Damn, I lost all I wrote. I don't have time anymore to rewrite everything so I will be rather brief.

No, you cannot apriorically discard heuristic proofs, because of something called "the predictive power" of a theory. When a theory is "designed" it is designed such that heuristic proofs agree with known observational data, and that by the means of these heuristic proofs you can make predictions. You or I or anyone else cannot just discard such proofs just because they are based on more or less idealized heuristic arguments. It is only observation that can decide whether a prediction is true or not. Remember the laws of planetary motion, the discovery of Pluto the precession of Mercury perihelion? They were all (at the time) predictions of certain theories.

But let's try now your argument without any heuristic rules. You have a system in a state |0> which we consider to be reproducibe, i.e. we can somehow prepare the system to be in such a state whenever we need it (it might take some trials to do that, but in the end we can find this state).
And we measure two quantities, M1,M2 which are just QUANTITIES, not operators, and I don't care if they commute or not since I don't measure them simultaneously anyway.
a) I measure first M1, and by measuring M1, the system is left in a state |0,1>. All this ket notation is absolutely meaningless,no eigenstates, no left and right products, nothing of the sort. I just use it as a convenient notation for the states. Now I measure M2, and after the measurement, the system is left in the state |0,1,2>
b) I measure first M2, which brings my sysytem into the state |0,2'>, and if afterwards I measure M1, the sytem will get ino the state |0,2',1'>

Now, the states |0,1>,|0,1,2>, |0,2'> |0,2',1'> are in the general case not the same by themselves or combinations, except for the particular case of a coincidence. And if you associate in an univalued manner states with the values of the observations/measurement, the result of the two measurements will be different.

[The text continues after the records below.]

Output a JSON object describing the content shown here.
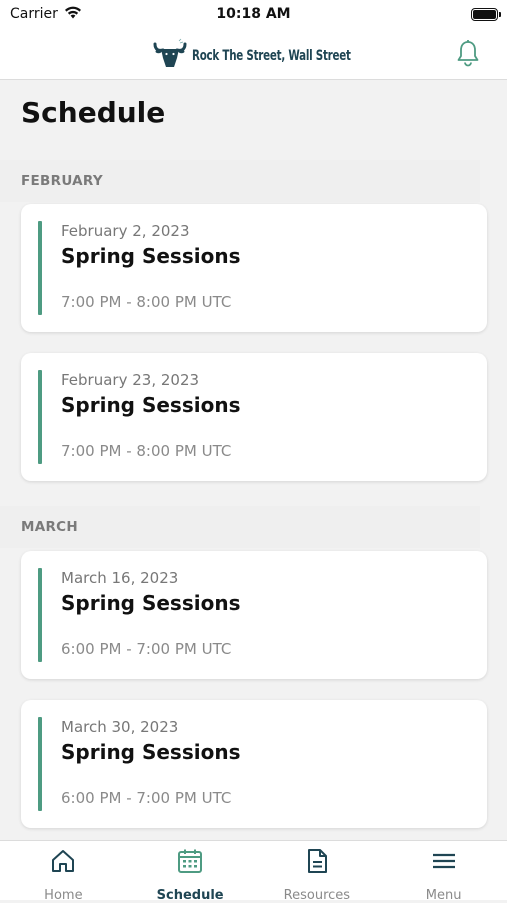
{
  "status_bar": {
    "carrier": "Carrier",
    "time": "10:18 AM"
  },
  "header": {
    "brand_name": "Rock The Street, Wall Street",
    "logo_icon": "bull-head-icon",
    "notification_icon": "bell-icon"
  },
  "page": {
    "title": "Schedule"
  },
  "months": [
    {
      "name": "FEBRUARY",
      "events": [
        {
          "date": "February 2, 2023",
          "title": "Spring Sessions",
          "time": "7:00 PM - 8:00 PM UTC"
        },
        {
          "date": "February 23, 2023",
          "title": "Spring Sessions",
          "time": "7:00 PM - 8:00 PM UTC"
        }
      ]
    },
    {
      "name": "MARCH",
      "events": [
        {
          "date": "March 16, 2023",
          "title": "Spring Sessions",
          "time": "6:00 PM - 7:00 PM UTC"
        },
        {
          "date": "March 30, 2023",
          "title": "Spring Sessions",
          "time": "6:00 PM - 7:00 PM UTC"
        }
      ]
    }
  ],
  "tabs": [
    {
      "label": "Home",
      "icon": "home-icon",
      "active": false
    },
    {
      "label": "Schedule",
      "icon": "calendar-icon",
      "active": true
    },
    {
      "label": "Resources",
      "icon": "document-icon",
      "active": false
    },
    {
      "label": "Menu",
      "icon": "hamburger-menu-icon",
      "active": false
    }
  ],
  "colors": {
    "brand": "#1f4553",
    "accent": "#4e9b82",
    "background": "#f2f2f2"
  }
}
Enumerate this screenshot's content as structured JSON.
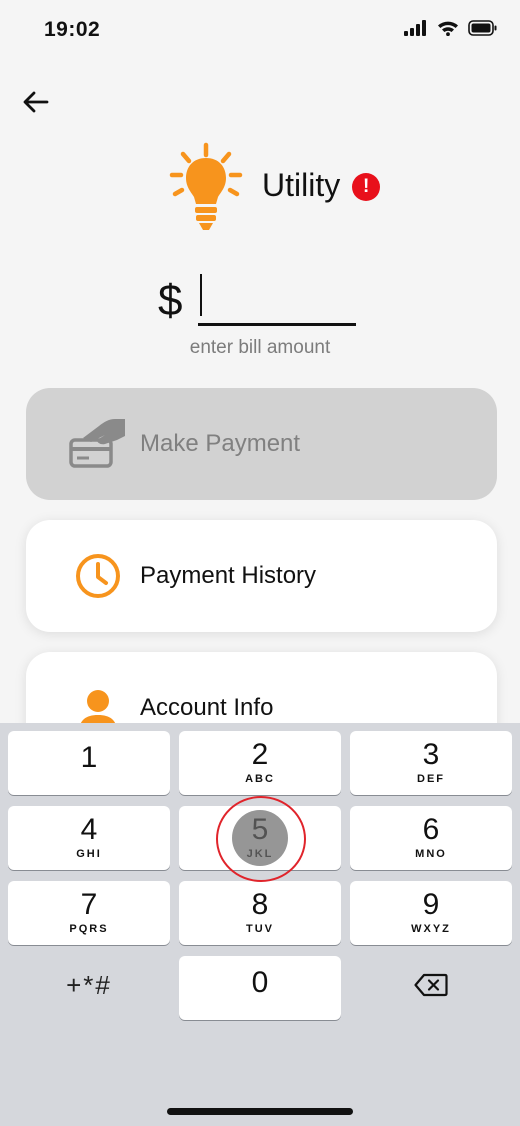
{
  "status_bar": {
    "time": "19:02",
    "icons": [
      "signal-icon",
      "wifi-icon",
      "battery-icon"
    ]
  },
  "header": {
    "title": "Utility",
    "alert_glyph": "!",
    "icon": "lightbulb-icon"
  },
  "amount": {
    "currency": "$",
    "value": "",
    "hint": "enter bill amount"
  },
  "actions": [
    {
      "label": "Make Payment",
      "icon": "card-payment-icon",
      "enabled": false
    },
    {
      "label": "Payment History",
      "icon": "clock-icon",
      "enabled": true
    },
    {
      "label": "Account Info",
      "icon": "person-icon",
      "enabled": true
    }
  ],
  "keypad": {
    "keys": [
      {
        "digit": "1",
        "letters": ""
      },
      {
        "digit": "2",
        "letters": "ABC"
      },
      {
        "digit": "3",
        "letters": "DEF"
      },
      {
        "digit": "4",
        "letters": "GHI"
      },
      {
        "digit": "5",
        "letters": "JKL"
      },
      {
        "digit": "6",
        "letters": "MNO"
      },
      {
        "digit": "7",
        "letters": "PQRS"
      },
      {
        "digit": "8",
        "letters": "TUV"
      },
      {
        "digit": "9",
        "letters": "WXYZ"
      },
      {
        "digit": "0",
        "letters": ""
      }
    ],
    "symbols": "+*#",
    "delete_icon": "backspace-icon"
  },
  "colors": {
    "accent": "#f7941d",
    "alert": "#e8101b",
    "background": "#f5f5f5",
    "keypad_bg": "#d5d7dc",
    "tap_ring": "#e0242b"
  }
}
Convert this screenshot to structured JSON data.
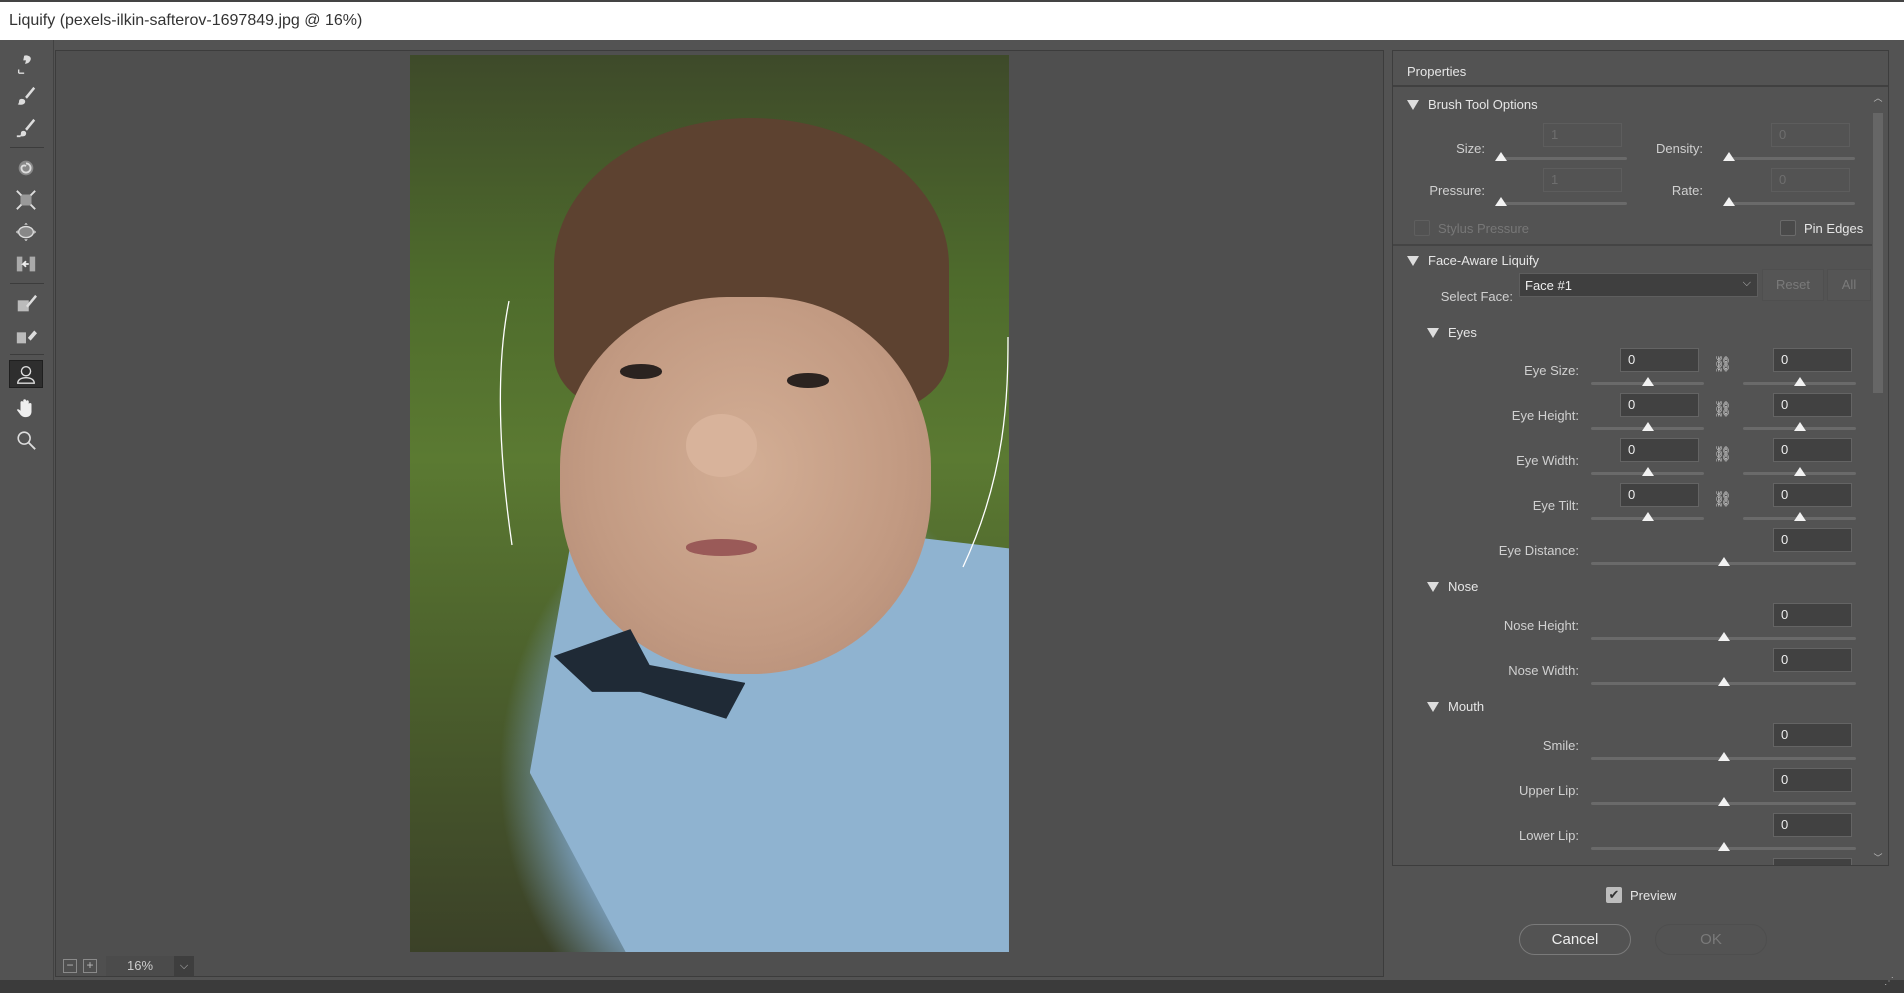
{
  "window": {
    "title": "Liquify (pexels-ilkin-safterov-1697849.jpg @ 16%)"
  },
  "tools": [
    {
      "name": "forward-warp-tool",
      "active": false
    },
    {
      "name": "reconstruct-tool",
      "active": false
    },
    {
      "name": "smooth-tool",
      "active": false
    },
    {
      "name": "twirl-clockwise-tool",
      "active": false
    },
    {
      "name": "pucker-tool",
      "active": false
    },
    {
      "name": "bloat-tool",
      "active": false
    },
    {
      "name": "push-left-tool",
      "active": false
    },
    {
      "name": "freeze-mask-tool",
      "active": false
    },
    {
      "name": "thaw-mask-tool",
      "active": false
    },
    {
      "name": "face-tool",
      "active": true
    },
    {
      "name": "hand-tool",
      "active": false
    },
    {
      "name": "zoom-tool",
      "active": false
    }
  ],
  "canvas": {
    "zoom_value": "16%",
    "zoom_out_label": "−",
    "zoom_in_label": "+",
    "dropdown_icon": "⌵"
  },
  "properties": {
    "title": "Properties",
    "brush": {
      "header": "Brush Tool Options",
      "size_label": "Size:",
      "size_value": "1",
      "density_label": "Density:",
      "density_value": "0",
      "pressure_label": "Pressure:",
      "pressure_value": "1",
      "rate_label": "Rate:",
      "rate_value": "0",
      "stylus_label": "Stylus Pressure",
      "stylus_checked": false,
      "pin_edges_label": "Pin Edges",
      "pin_edges_checked": false
    },
    "face_aware": {
      "header": "Face-Aware Liquify",
      "select_face_label": "Select Face:",
      "select_face_value": "Face #1",
      "reset_label": "Reset",
      "all_label": "All",
      "eyes": {
        "header": "Eyes",
        "rows": [
          {
            "label": "Eye Size:",
            "left": "0",
            "right": "0",
            "linked": true
          },
          {
            "label": "Eye Height:",
            "left": "0",
            "right": "0",
            "linked": true
          },
          {
            "label": "Eye Width:",
            "left": "0",
            "right": "0",
            "linked": true
          },
          {
            "label": "Eye Tilt:",
            "left": "0",
            "right": "0",
            "linked": true
          }
        ],
        "distance_label": "Eye Distance:",
        "distance_value": "0"
      },
      "nose": {
        "header": "Nose",
        "height_label": "Nose Height:",
        "height_value": "0",
        "width_label": "Nose Width:",
        "width_value": "0"
      },
      "mouth": {
        "header": "Mouth",
        "smile_label": "Smile:",
        "smile_value": "0",
        "upper_lip_label": "Upper Lip:",
        "upper_lip_value": "0",
        "lower_lip_label": "Lower Lip:",
        "lower_lip_value": "0"
      }
    }
  },
  "footer": {
    "preview_label": "Preview",
    "preview_checked": true,
    "cancel_label": "Cancel",
    "ok_label": "OK"
  }
}
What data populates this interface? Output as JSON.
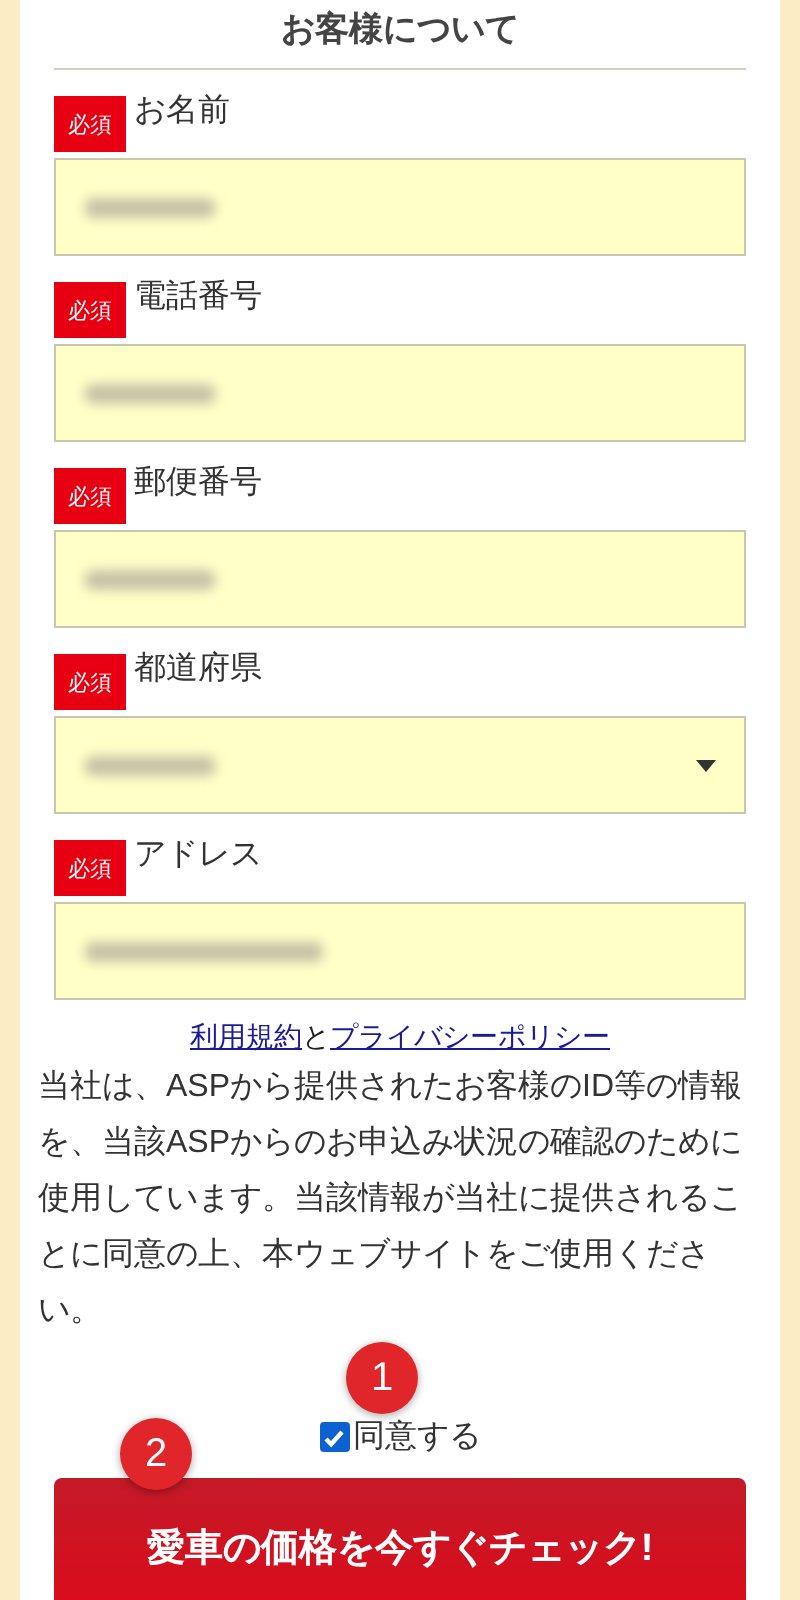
{
  "section_title": "お客様について",
  "fields": [
    {
      "kind": "text",
      "badge": "必須",
      "label": "お名前"
    },
    {
      "kind": "text",
      "badge": "必須",
      "label": "電話番号"
    },
    {
      "kind": "text",
      "badge": "必須",
      "label": "郵便番号"
    },
    {
      "kind": "select",
      "badge": "必須",
      "label": "都道府県"
    },
    {
      "kind": "text",
      "badge": "必須",
      "label": "アドレス"
    }
  ],
  "links": {
    "terms": "利用規約",
    "joiner": "と",
    "privacy": "プライバシーポリシー"
  },
  "notice": "当社は、ASPから提供されたお客様のID等の情報を、当該ASPからのお申込み状況の確認のために使用しています。当該情報が当社に提供されることに同意の上、本ウェブサイトをご使用ください。",
  "agree": {
    "label": "同意する",
    "checked": true
  },
  "submit": "愛車の価格を今すぐチェック!",
  "callouts": [
    "1",
    "2"
  ]
}
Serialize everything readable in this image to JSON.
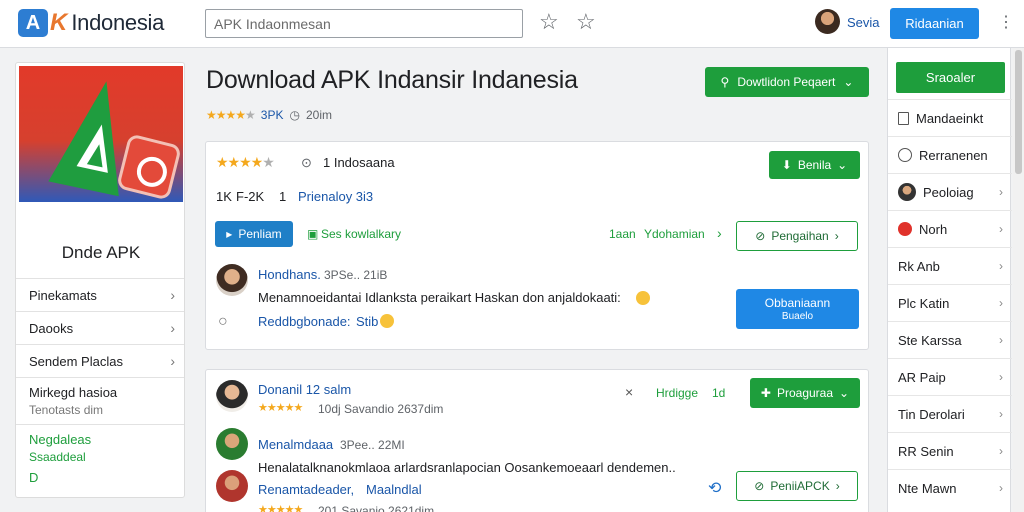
{
  "brand": {
    "mark": "A",
    "k": "K",
    "name": "Indonesia"
  },
  "search": {
    "placeholder": "APK Indaonmesan"
  },
  "topbar": {
    "star_icon_1": "star-outline",
    "star_icon_2": "star-outline",
    "user": "Sevia",
    "button": "Ridaanian",
    "more": "⋮"
  },
  "left": {
    "app_name": "Dnde APK",
    "items": [
      {
        "label": "Pinekamats"
      },
      {
        "label": "Daooks"
      },
      {
        "label": "Sendem Placlas"
      }
    ],
    "block1": {
      "title": "Mirkegd hasioa",
      "subtitle": "Tenotasts dim"
    },
    "block2": {
      "title": "Negdaleas",
      "subtitle": "Ssaaddeal",
      "extra": "D"
    }
  },
  "main": {
    "title": "Download APK Indansir Indanesia",
    "rating_text": "3PK",
    "time": "20im",
    "download_button": "Dowtlidon Peqaert"
  },
  "card1": {
    "rating_label": "1 Indosaana",
    "stats_a": "1K",
    "stats_b": "F-2K",
    "stats_c": "1",
    "stats_link": "Prienaloy 3i3",
    "button_right": "Benila",
    "button_left": "Penliam",
    "secondary": "Ses kowlalkary",
    "meta_1": "1aan",
    "meta_2": "Ydohamian",
    "meta_arrow": "›",
    "outline_button": "Pengaihan",
    "comment_user": "Hondhans.",
    "comment_meta": "3PSe.. 21iB",
    "comment_text": "Menamnoeidantai Idlanksta peraikart Haskan don anjaldokaati:",
    "comment_link": "Reddbgbonade:",
    "comment_link_b": "Stib",
    "blue_button_1": "Obbaniaann",
    "blue_button_2": "Buaelo"
  },
  "card2": {
    "user1": "Donanil 12 salm",
    "user1_meta": "10dj Savandio 2637dim",
    "close": "×",
    "meta_label": "Hrdigge",
    "meta_num": "1d",
    "green_button": "Proaguraa",
    "user2": "Menalmdaaa",
    "user2_meta": "3Pee.. 22MI",
    "comment_text": "Henalatalknanokmlaoa arlardsranlapocian Oosankemoeaarl dendemen..",
    "comment_link": "Renamtadeader,",
    "comment_link_b": "Maalndlal",
    "user3_meta": "201 Savanio 2621dim",
    "outline_button": "PeniiAPCK"
  },
  "right": {
    "top_button": "Sraoaler",
    "items": [
      {
        "label": "Mandaeinkt",
        "icon": "document-icon"
      },
      {
        "label": "Rerranenen",
        "icon": "minus-circle-icon"
      },
      {
        "label": "Peoloiag",
        "icon": "avatar-icon"
      },
      {
        "label": "Norh",
        "icon": "youtube-icon"
      },
      {
        "label": "Rk Anb",
        "icon": ""
      },
      {
        "label": "Plc Katin",
        "icon": ""
      },
      {
        "label": "Ste Karssa",
        "icon": ""
      },
      {
        "label": "AR Paip",
        "icon": ""
      },
      {
        "label": "Tin Derolari",
        "icon": ""
      },
      {
        "label": "RR Senin",
        "icon": ""
      },
      {
        "label": "Nte Mawn",
        "icon": ""
      }
    ]
  },
  "colors": {
    "green": "#1e9e3c",
    "blue": "#1f88e5",
    "star": "#f4a81d"
  }
}
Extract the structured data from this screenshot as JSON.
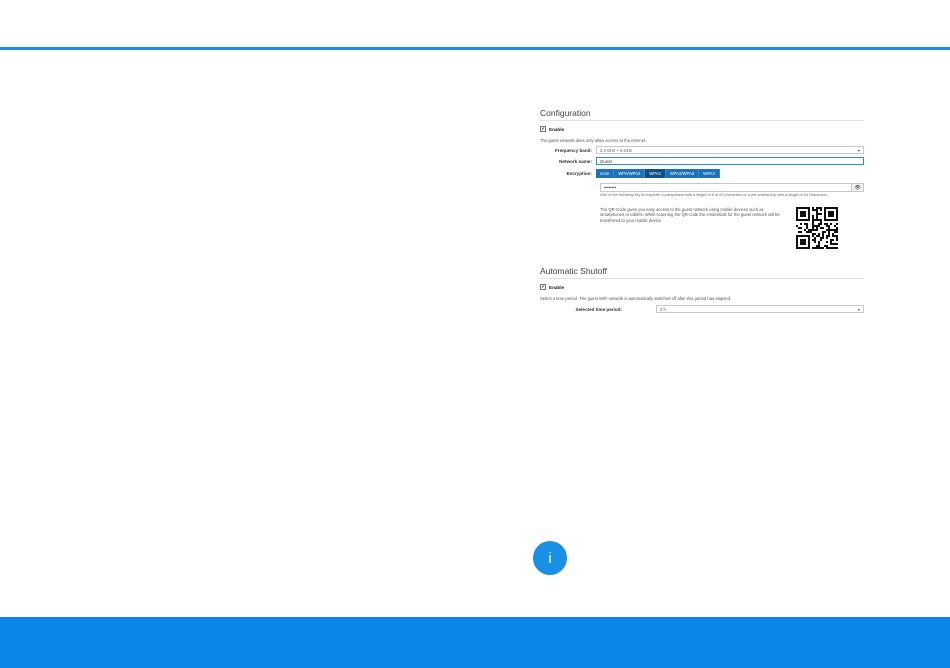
{
  "configuration": {
    "title": "Configuration",
    "enable_label": "Enable",
    "note": "The guest network does only allow access to the internet.",
    "frequency_label": "Frequency band:",
    "frequency_value": "2.4 GHz + 5 GHz",
    "network_name_label": "Network name:",
    "network_name_value": "Guest",
    "encryption_label": "Encryption:",
    "encryption_options": [
      "none",
      "WPA/WPA2",
      "WPA2",
      "WPA2/WPA3",
      "WPA3"
    ],
    "encryption_selected": "WPA2",
    "password_mask": "••••••••",
    "password_hint": "One of the following key is required: a passphrase with a length of 8 to 63 characters or a pre-shared key with a length of 64 characters.",
    "qr_text": "The QR-Code gives you easy access to the guest network using mobile devices such as smartphones or tablets. While scanning the QR-code the credentials for the guest network will be transferred to your mobile device."
  },
  "shutoff": {
    "title": "Automatic Shutoff",
    "enable_label": "Enable",
    "note": "Select a time period. The guest WiFi network is automatically switched off after this period has elapsed.",
    "period_label": "Selected time period:",
    "period_value": "2 h"
  },
  "icons": {
    "checkmark": "✔",
    "dropdown": "▾",
    "eye": "👁",
    "info": "i"
  },
  "colors": {
    "accent": "#1a8fe6",
    "footer": "#0a86e8",
    "segment": "#1d73b8",
    "segment_active": "#0e4f86"
  }
}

Sure, if you make statistical measurements (i.e. if you measure both M1M2 and M2M1 a large number of times), you will obtain the same distribution of the values m1m2 and m2m1, but then, what does this tell you? Absolutely nothing because you are ignoring the "correlations" between the individual measurements, you understand what I mean. You are now making correlations on the entire enasmbles, which erases basically the individual measurement "correlations".